Adult-Use Cannabis May Be In Short Supply on Jan. 1

By Benjamin Cox on October 14, 2019 at 4:09pm

If you’re wanting to light up marijuana on January 1st, you may have to wait. State suppliers are saying the supply might run short of the demand once adult-use cannabis becomes legal. According to the Chicago Tribune, nearly every state that ed allows recreational marijuana had some shops run out or run low in the first days of sales. In Colorado, some customers were greeted with signs telling them to check back the next day. In Nevada, higher-than-expected sales in the first week left shelves near empty.

Many of the state’s 21 growing facilities are expanding capacity, but construction takes time. Furthermore, the state so far has licensed only seven of them to grow recreational weed, and it takes a cannabis crop about three months to grow.

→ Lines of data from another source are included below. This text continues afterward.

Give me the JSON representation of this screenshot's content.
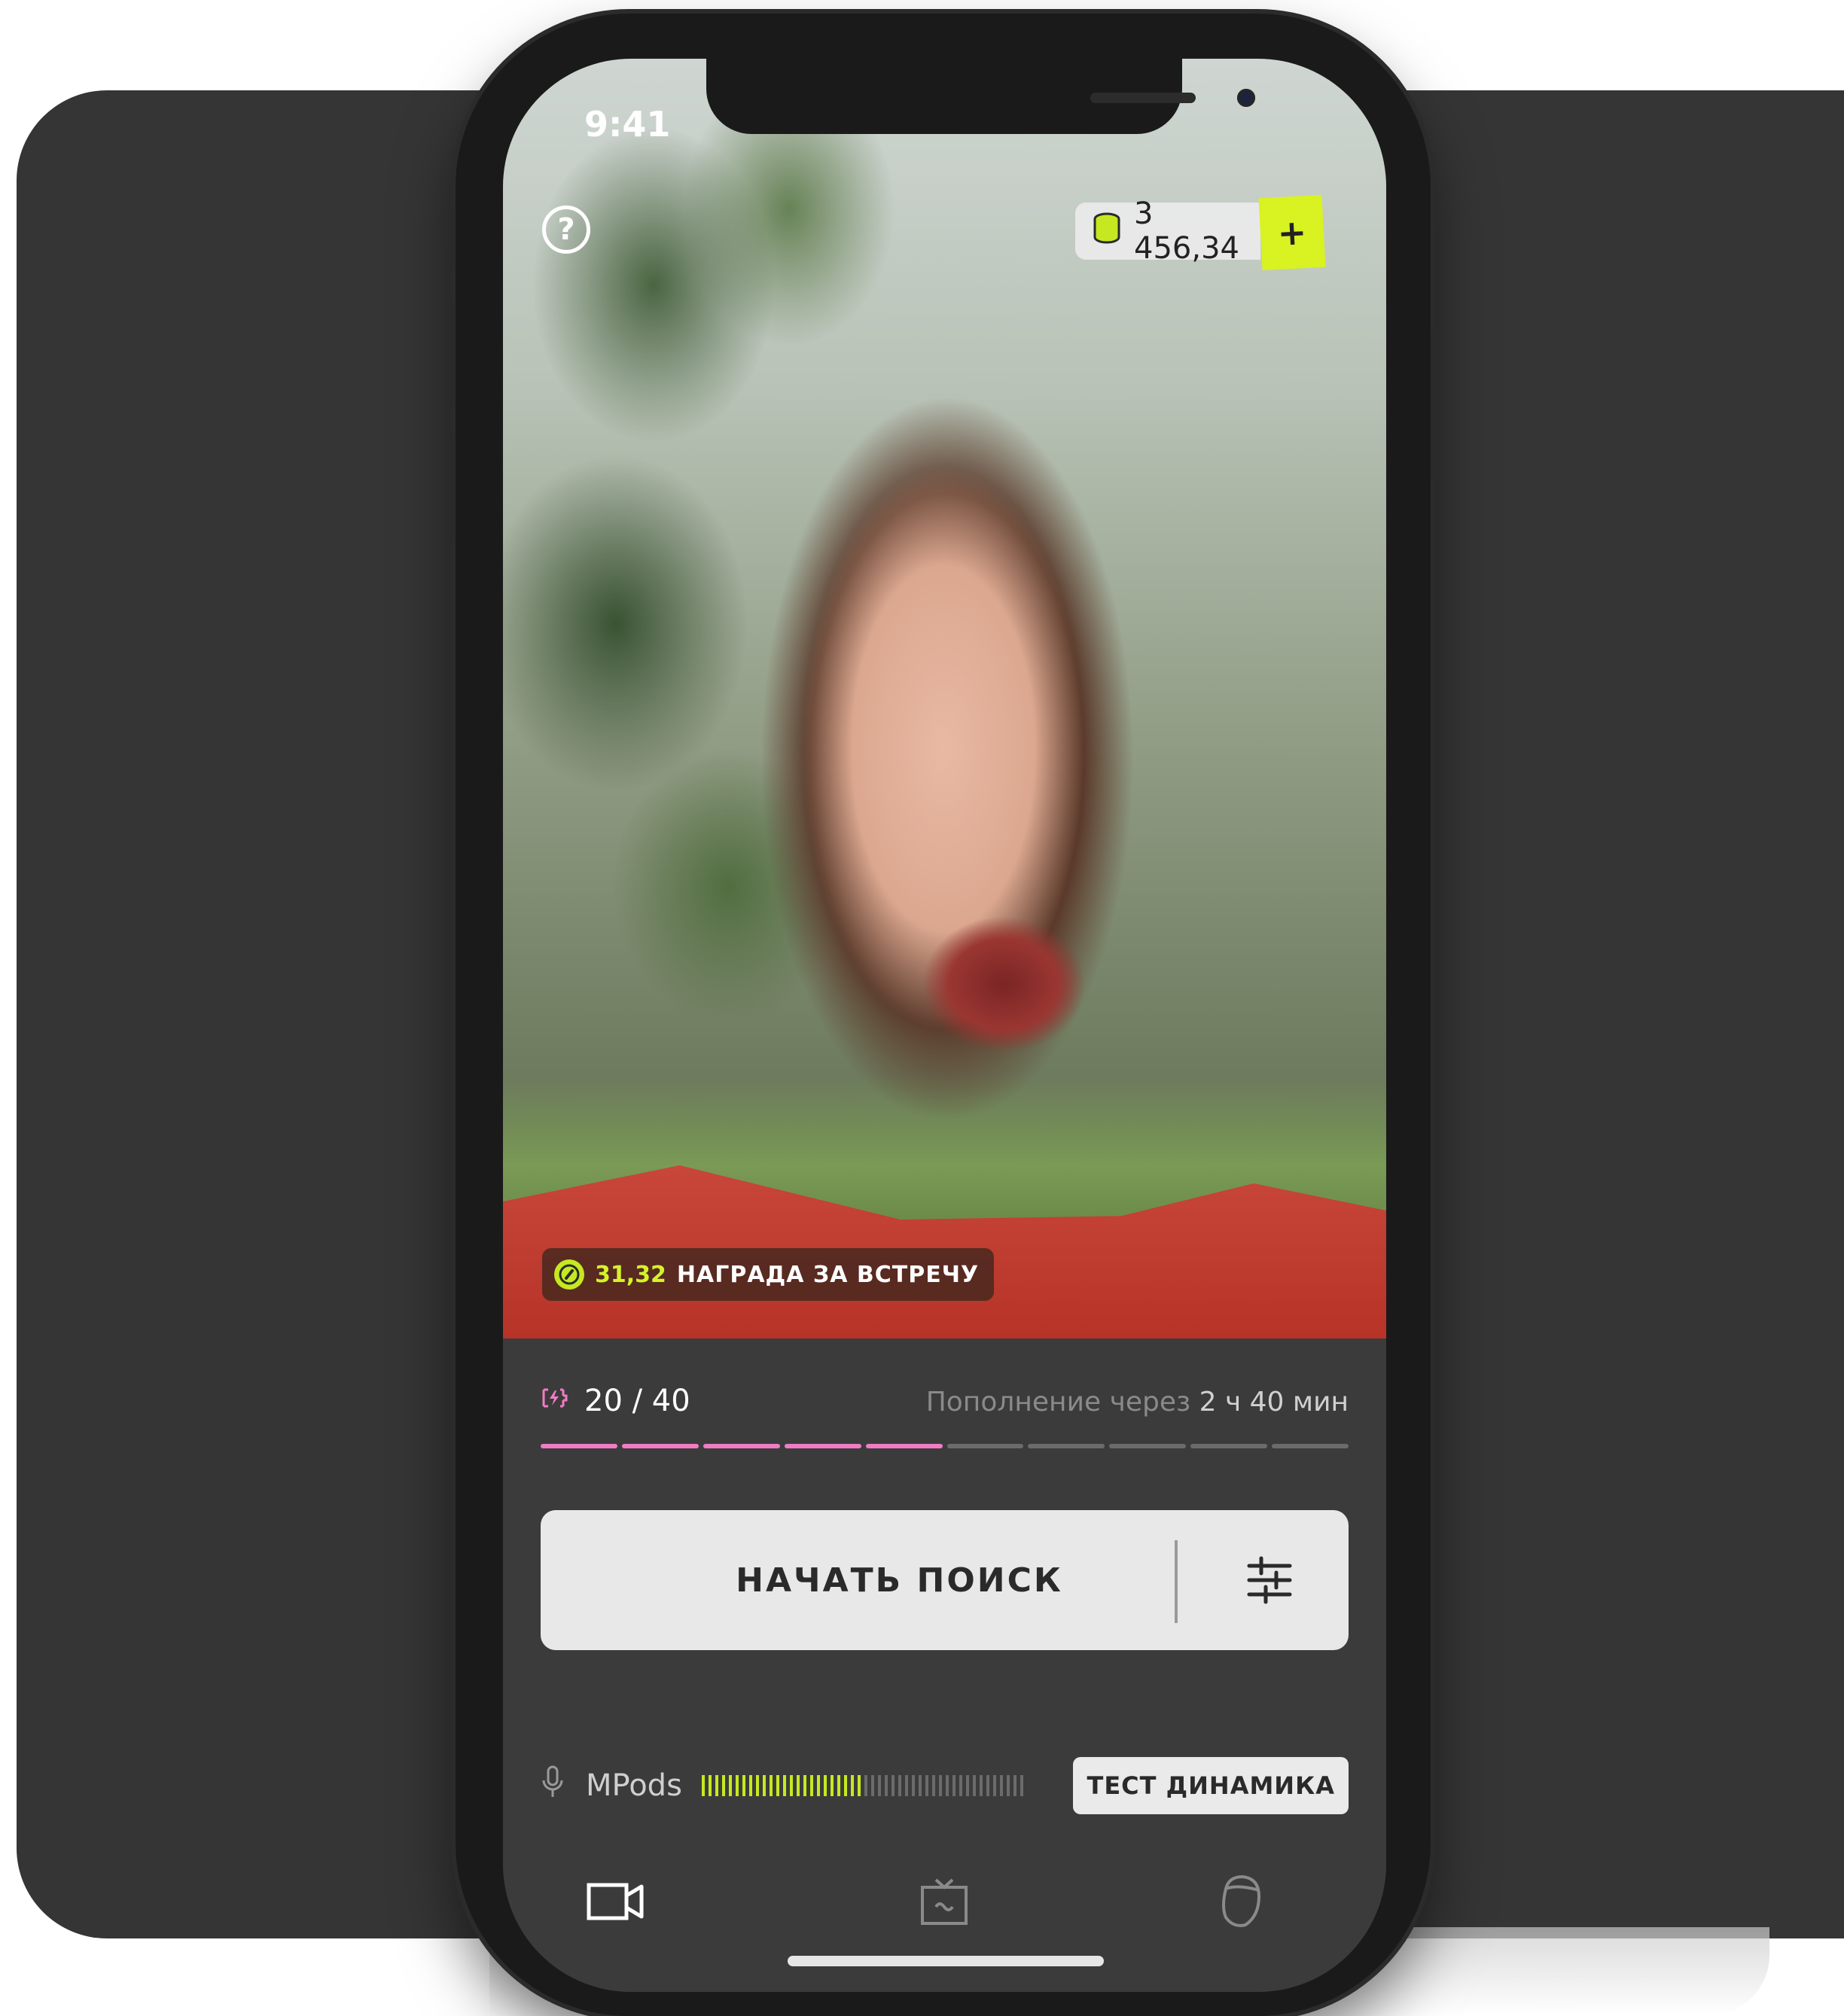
{
  "status": {
    "time": "9:41"
  },
  "header": {
    "help_label": "?",
    "balance": "3 456,34",
    "add_label": "+"
  },
  "reward": {
    "amount": "31,32",
    "label": "НАГРАДА ЗА ВСТРЕЧУ"
  },
  "energy": {
    "value": "20 / 40",
    "refill_prefix": "Пополнение через",
    "refill_time": "2 ч 40 мин",
    "segments_total": 10,
    "segments_filled": 5
  },
  "search": {
    "label": "НАЧАТЬ ПОИСК"
  },
  "audio": {
    "device": "MPods",
    "level": 0.5,
    "test_label": "ТЕСТ ДИНАМИКА"
  },
  "tabs": [
    {
      "icon": "video-camera-icon",
      "active": true
    },
    {
      "icon": "tv-icon",
      "active": false
    },
    {
      "icon": "profile-head-icon",
      "active": false
    }
  ],
  "colors": {
    "accent_lime": "#d8f222",
    "energy_pink": "#f07cc4",
    "panel_bg": "#3b3b3b"
  }
}
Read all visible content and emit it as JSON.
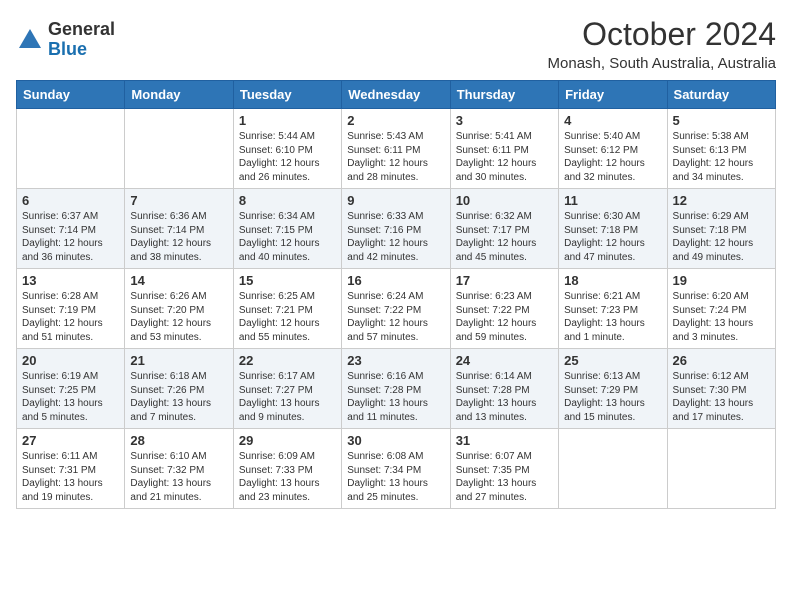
{
  "header": {
    "logo_general": "General",
    "logo_blue": "Blue",
    "month_title": "October 2024",
    "location": "Monash, South Australia, Australia"
  },
  "weekdays": [
    "Sunday",
    "Monday",
    "Tuesday",
    "Wednesday",
    "Thursday",
    "Friday",
    "Saturday"
  ],
  "weeks": [
    [
      {
        "day": "",
        "info": ""
      },
      {
        "day": "",
        "info": ""
      },
      {
        "day": "1",
        "info": "Sunrise: 5:44 AM\nSunset: 6:10 PM\nDaylight: 12 hours\nand 26 minutes."
      },
      {
        "day": "2",
        "info": "Sunrise: 5:43 AM\nSunset: 6:11 PM\nDaylight: 12 hours\nand 28 minutes."
      },
      {
        "day": "3",
        "info": "Sunrise: 5:41 AM\nSunset: 6:11 PM\nDaylight: 12 hours\nand 30 minutes."
      },
      {
        "day": "4",
        "info": "Sunrise: 5:40 AM\nSunset: 6:12 PM\nDaylight: 12 hours\nand 32 minutes."
      },
      {
        "day": "5",
        "info": "Sunrise: 5:38 AM\nSunset: 6:13 PM\nDaylight: 12 hours\nand 34 minutes."
      }
    ],
    [
      {
        "day": "6",
        "info": "Sunrise: 6:37 AM\nSunset: 7:14 PM\nDaylight: 12 hours\nand 36 minutes."
      },
      {
        "day": "7",
        "info": "Sunrise: 6:36 AM\nSunset: 7:14 PM\nDaylight: 12 hours\nand 38 minutes."
      },
      {
        "day": "8",
        "info": "Sunrise: 6:34 AM\nSunset: 7:15 PM\nDaylight: 12 hours\nand 40 minutes."
      },
      {
        "day": "9",
        "info": "Sunrise: 6:33 AM\nSunset: 7:16 PM\nDaylight: 12 hours\nand 42 minutes."
      },
      {
        "day": "10",
        "info": "Sunrise: 6:32 AM\nSunset: 7:17 PM\nDaylight: 12 hours\nand 45 minutes."
      },
      {
        "day": "11",
        "info": "Sunrise: 6:30 AM\nSunset: 7:18 PM\nDaylight: 12 hours\nand 47 minutes."
      },
      {
        "day": "12",
        "info": "Sunrise: 6:29 AM\nSunset: 7:18 PM\nDaylight: 12 hours\nand 49 minutes."
      }
    ],
    [
      {
        "day": "13",
        "info": "Sunrise: 6:28 AM\nSunset: 7:19 PM\nDaylight: 12 hours\nand 51 minutes."
      },
      {
        "day": "14",
        "info": "Sunrise: 6:26 AM\nSunset: 7:20 PM\nDaylight: 12 hours\nand 53 minutes."
      },
      {
        "day": "15",
        "info": "Sunrise: 6:25 AM\nSunset: 7:21 PM\nDaylight: 12 hours\nand 55 minutes."
      },
      {
        "day": "16",
        "info": "Sunrise: 6:24 AM\nSunset: 7:22 PM\nDaylight: 12 hours\nand 57 minutes."
      },
      {
        "day": "17",
        "info": "Sunrise: 6:23 AM\nSunset: 7:22 PM\nDaylight: 12 hours\nand 59 minutes."
      },
      {
        "day": "18",
        "info": "Sunrise: 6:21 AM\nSunset: 7:23 PM\nDaylight: 13 hours\nand 1 minute."
      },
      {
        "day": "19",
        "info": "Sunrise: 6:20 AM\nSunset: 7:24 PM\nDaylight: 13 hours\nand 3 minutes."
      }
    ],
    [
      {
        "day": "20",
        "info": "Sunrise: 6:19 AM\nSunset: 7:25 PM\nDaylight: 13 hours\nand 5 minutes."
      },
      {
        "day": "21",
        "info": "Sunrise: 6:18 AM\nSunset: 7:26 PM\nDaylight: 13 hours\nand 7 minutes."
      },
      {
        "day": "22",
        "info": "Sunrise: 6:17 AM\nSunset: 7:27 PM\nDaylight: 13 hours\nand 9 minutes."
      },
      {
        "day": "23",
        "info": "Sunrise: 6:16 AM\nSunset: 7:28 PM\nDaylight: 13 hours\nand 11 minutes."
      },
      {
        "day": "24",
        "info": "Sunrise: 6:14 AM\nSunset: 7:28 PM\nDaylight: 13 hours\nand 13 minutes."
      },
      {
        "day": "25",
        "info": "Sunrise: 6:13 AM\nSunset: 7:29 PM\nDaylight: 13 hours\nand 15 minutes."
      },
      {
        "day": "26",
        "info": "Sunrise: 6:12 AM\nSunset: 7:30 PM\nDaylight: 13 hours\nand 17 minutes."
      }
    ],
    [
      {
        "day": "27",
        "info": "Sunrise: 6:11 AM\nSunset: 7:31 PM\nDaylight: 13 hours\nand 19 minutes."
      },
      {
        "day": "28",
        "info": "Sunrise: 6:10 AM\nSunset: 7:32 PM\nDaylight: 13 hours\nand 21 minutes."
      },
      {
        "day": "29",
        "info": "Sunrise: 6:09 AM\nSunset: 7:33 PM\nDaylight: 13 hours\nand 23 minutes."
      },
      {
        "day": "30",
        "info": "Sunrise: 6:08 AM\nSunset: 7:34 PM\nDaylight: 13 hours\nand 25 minutes."
      },
      {
        "day": "31",
        "info": "Sunrise: 6:07 AM\nSunset: 7:35 PM\nDaylight: 13 hours\nand 27 minutes."
      },
      {
        "day": "",
        "info": ""
      },
      {
        "day": "",
        "info": ""
      }
    ]
  ]
}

Additionally, the number of patients in the state’s medical marijuana program roughly doubled in the past year, and continues to grow. Those patients will be shopping at the same stores as recreational customers. Illinois law requires dispensaries to make sure they have enough cannabis for medical patients or they will face a $10,000. The result could be that dispensaries ration their products to minimal recreational sales or require appointments for purchases.

Eventually, nearly 946,000 Illinois residents — more than 9% of people over age 21 — could become cannabis consumers, according to a study commissioned by Illinois lawmakers and conducted by consulting firm Freedman and Koski earlier this year. Out of the roughly 114 million visitors to Illinois each year, almost 11 million are expected to buy weed. By comparison, only 51,000 residents bought medical cannabis last month.

Jacksonville, along with several other communities in the state, still have to decide if they’ll allow recreational sales.